Re: green progress bar on clip icon?

Posted: Mon Jun 29, 2020 12:42 pm
by Matts1984
I actually see the same thing while BI is loading up (before going "Active"). I always wondered what it meant but some of the icons or colors etc that are a part of the interface I'll probably never fully understand. For me the green bars go away once I'm live.

Re: green progress bar on clip icon?

Posted: Sat Jul 04, 2020 7:31 pm
by TimG
Could it be showing how far through the 8.61G file the Alert is ?

Re: green progress bar on clip icon?

Posted: Sun Jul 05, 2020 2:36 pm
by Thixotropic
I noticed you're using Sophos UTM WAF. Do you route all traffic through it before it connects to your network? Would this allow a secure connection to BI remotely?

I looked at the info page for it, and it says:

"The Sophos UTM Free Home Use firewall contains its own operating system and will overwrite all data on the computer during the installation process. Therefore, a separate, dedicated computer is needed, which will change into a fully functional security appliance."

Does that mean that it can't run anything else, including BI? I'm interested in using it but it sounds like I'd need another PC just for this, is that correct?

If so, I'm thinking that an SBC might be a good fir for this (like a Raspberry Pi, Latte Panda, ODROID, etc).

Re: green progress bar on clip icon?

Posted: Mon Jul 06, 2020 3:49 pm
by Matts1984
Thixotropic wrote: Sun Jul 05, 2020 2:36 pm I noticed you're using Sophos UTM WAF. Do you route all traffic through it before it connects to your network? Would this allow a secure connection to BI remotely?

I looked at the info page for it, and it says:

"The Sophos UTM Free Home Use firewall contains its own operating system and will overwrite all data on the computer during the installation process. Therefore, a separate, dedicated computer is needed, which will change into a fully functional security appliance."

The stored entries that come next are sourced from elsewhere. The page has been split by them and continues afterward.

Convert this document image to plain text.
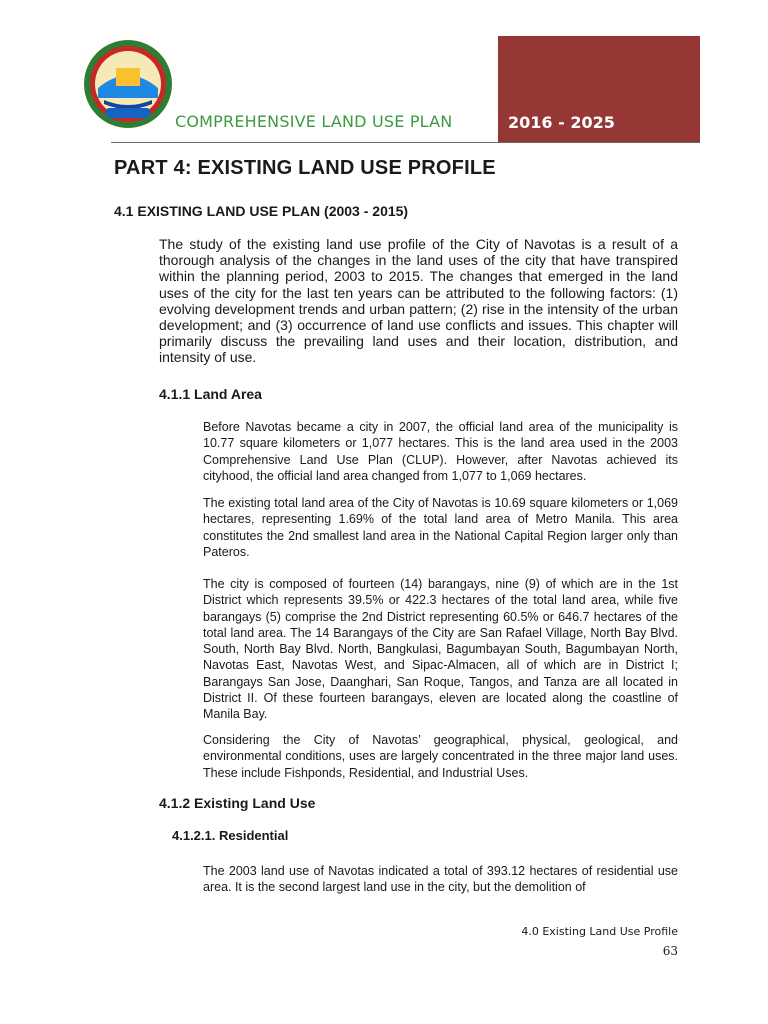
COMPREHENSIVE LAND USE PLAN	2016 - 2025
PART 4: EXISTING LAND USE PROFILE
4.1 EXISTING LAND USE PLAN (2003 - 2015)

The study of the existing land use profile of the City of Navotas is a result of a thorough analysis of the changes in the land uses of the city that have transpired within the planning period, 2003 to 2015. The changes that emerged in the land uses of the city for the last ten years can be attributed to the following factors: (1) evolving development trends and urban pattern; (2) rise in the intensity of the urban development; and (3) occurrence of land use conflicts and issues. This chapter will primarily discuss the prevailing land uses and their location, distribution, and intensity of use.

4.1.1 Land Area

Before Navotas became a city in 2007, the official land area of the municipality is 10.77 square kilometers or 1,077 hectares. This is the land area used in the 2003 Comprehensive Land Use Plan (CLUP). However, after Navotas achieved its cityhood, the official land area changed from 1,077 to 1,069 hectares.

The existing total land area of the City of Navotas is 10.69 square kilometers or 1,069 hectares, representing 1.69% of the total land area of Metro Manila. This area constitutes the 2nd smallest land area in the National Capital Region larger only than Pateros.

The city is composed of fourteen (14) barangays, nine (9) of which are in the 1st District which represents 39.5% or 422.3 hectares of the total land area, while five barangays (5) comprise the 2nd District representing 60.5% or 646.7 hectares of the total land area. The 14 Barangays of the City are San Rafael Village, North Bay Blvd. South, North Bay Blvd. North, Bangkulasi, Bagumbayan South, Bagumbayan North, Navotas East, Navotas West, and Sipac-Almacen, all of which are in District I; Barangays San Jose, Daanghari, San Roque, Tangos, and Tanza are all located in District II. Of these fourteen barangays, eleven are located along the coastline of Manila Bay.

Considering the City of Navotas’ geographical, physical, geological, and environmental conditions, uses are largely concentrated in the three major land uses. These include Fishponds, Residential, and Industrial Uses.

4.1.2 Existing Land Use
4.1.2.1. Residential

The 2003 land use of Navotas indicated a total of 393.12 hectares of residential use area. It is the second largest land use in the city, but the demolition of

4.0 Existing Land Use Profile
63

Does that mean that it can't run anything else, including BI? I'm interested in using it but it sounds like I'd need another PC just for this, is that correct?

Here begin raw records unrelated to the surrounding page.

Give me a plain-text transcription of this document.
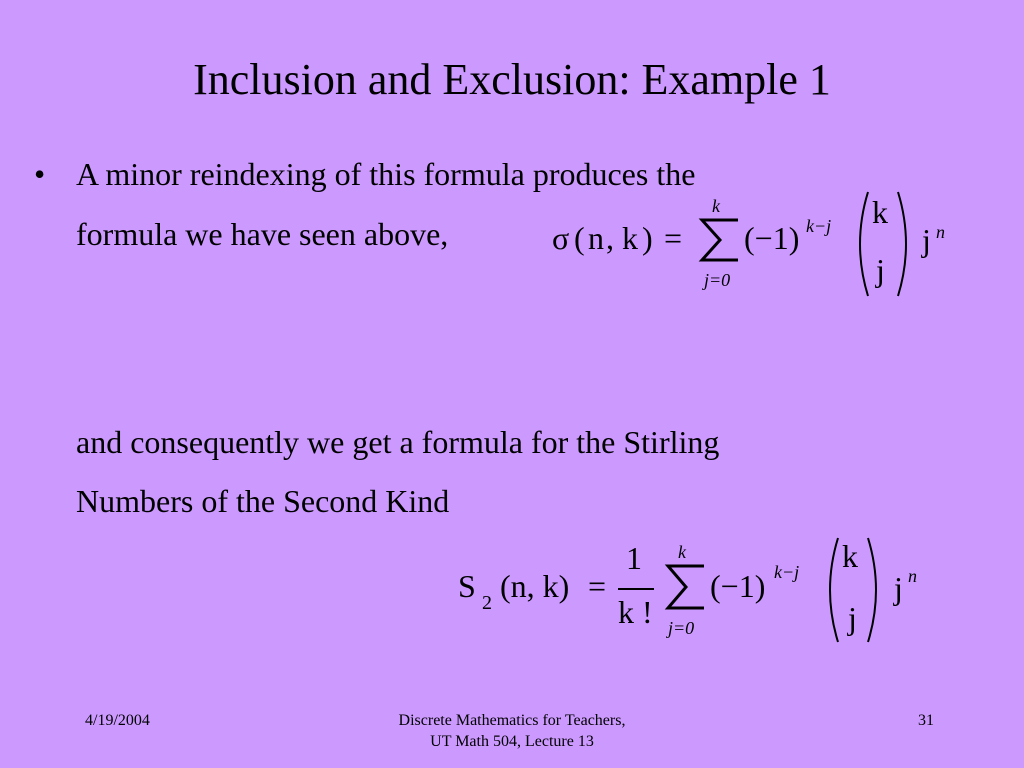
Inclusion and Exclusion: Example 1
• A minor reindexing of this formula produces the
formula we have seen above,	σ ( n , k ) =
k
j=0
(−1) k−j k
j
j n
and consequently we get a formula for the Stirling
Numbers of the Second Kind
S 2 (n, k) =
1
k !
k
j=0
(−1) k−j k
j
j n
4/19/2004	Discrete Mathematics for Teachers,
UT Math 504, Lecture 13
31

If so, I'm thinking that an SBC might be a good fir for this (like a Raspberry Pi, Latte Panda, ODROID, etc).
I don't want to derail the thread but ultimately yes, the Sophos UTM WAF is a single component of their full UTM firewall. It does require either A) a dedicated PC or B) a VM.... as the install is a full operating system ISO that is a fully featured network firewall. I do have mine configured to use Dynamic DNS (so I can reference my "home" with a name and not a dynamically changing IP address) and then the WAF processes all traffic to a specified IP address and translates/forwards that to my BI system. It does allow me to do SSL/TLS termination (using integrated Lets Encrypt certificate service at no cost) as well as adding website hardening. I currently add Cookie Signing, and filter based on reputation, protocol violations and anomalies, request limits, bad robots, SQL injection and XSS attacks, Geofiltering, and a few other minor things. This all seems to work really well with both UI3 and the Android app, allows me to use the same URL no matter my location, and lifts some processing burden off my BI system.

So yes, it is a bit of a heavy lift to implement as it needs to replace your internet router (in theory, I guess technically it could sit on your LAN though and just forward traffic) but the Home License gives SO much capability that I've been a committed user for at least 8 years. That said, my entire professional experience revolves around administering and architecting firewalls. As for the UTM system itself, it does NOT need a very heavy machine to run. Historically it's always been said that as long as the system has 2 or more NICs, it can run just fine. I'd recommend a minimum of Dual core CPU and 4GB of RAM, and around 100GB of disk space for logs, all pretty minimal figures these days. My own UTM runs on a dedicated server, 8 cores, 72GB RAM, and 1.2TB of disk with 8 network interfaces. It's overkill but I run with nearly every feature turned on (firewall, IPS, URL filtering, Application control, SMTP proxy, WAF, and network based A/V) and it hovers between 1 and 4% utilization. In a nutshell, I'm very passionate about it, probably more so than even BI, but I get that it may not be for everyone. I've shopped around quite a bit and for a free license, it's an incredible deal.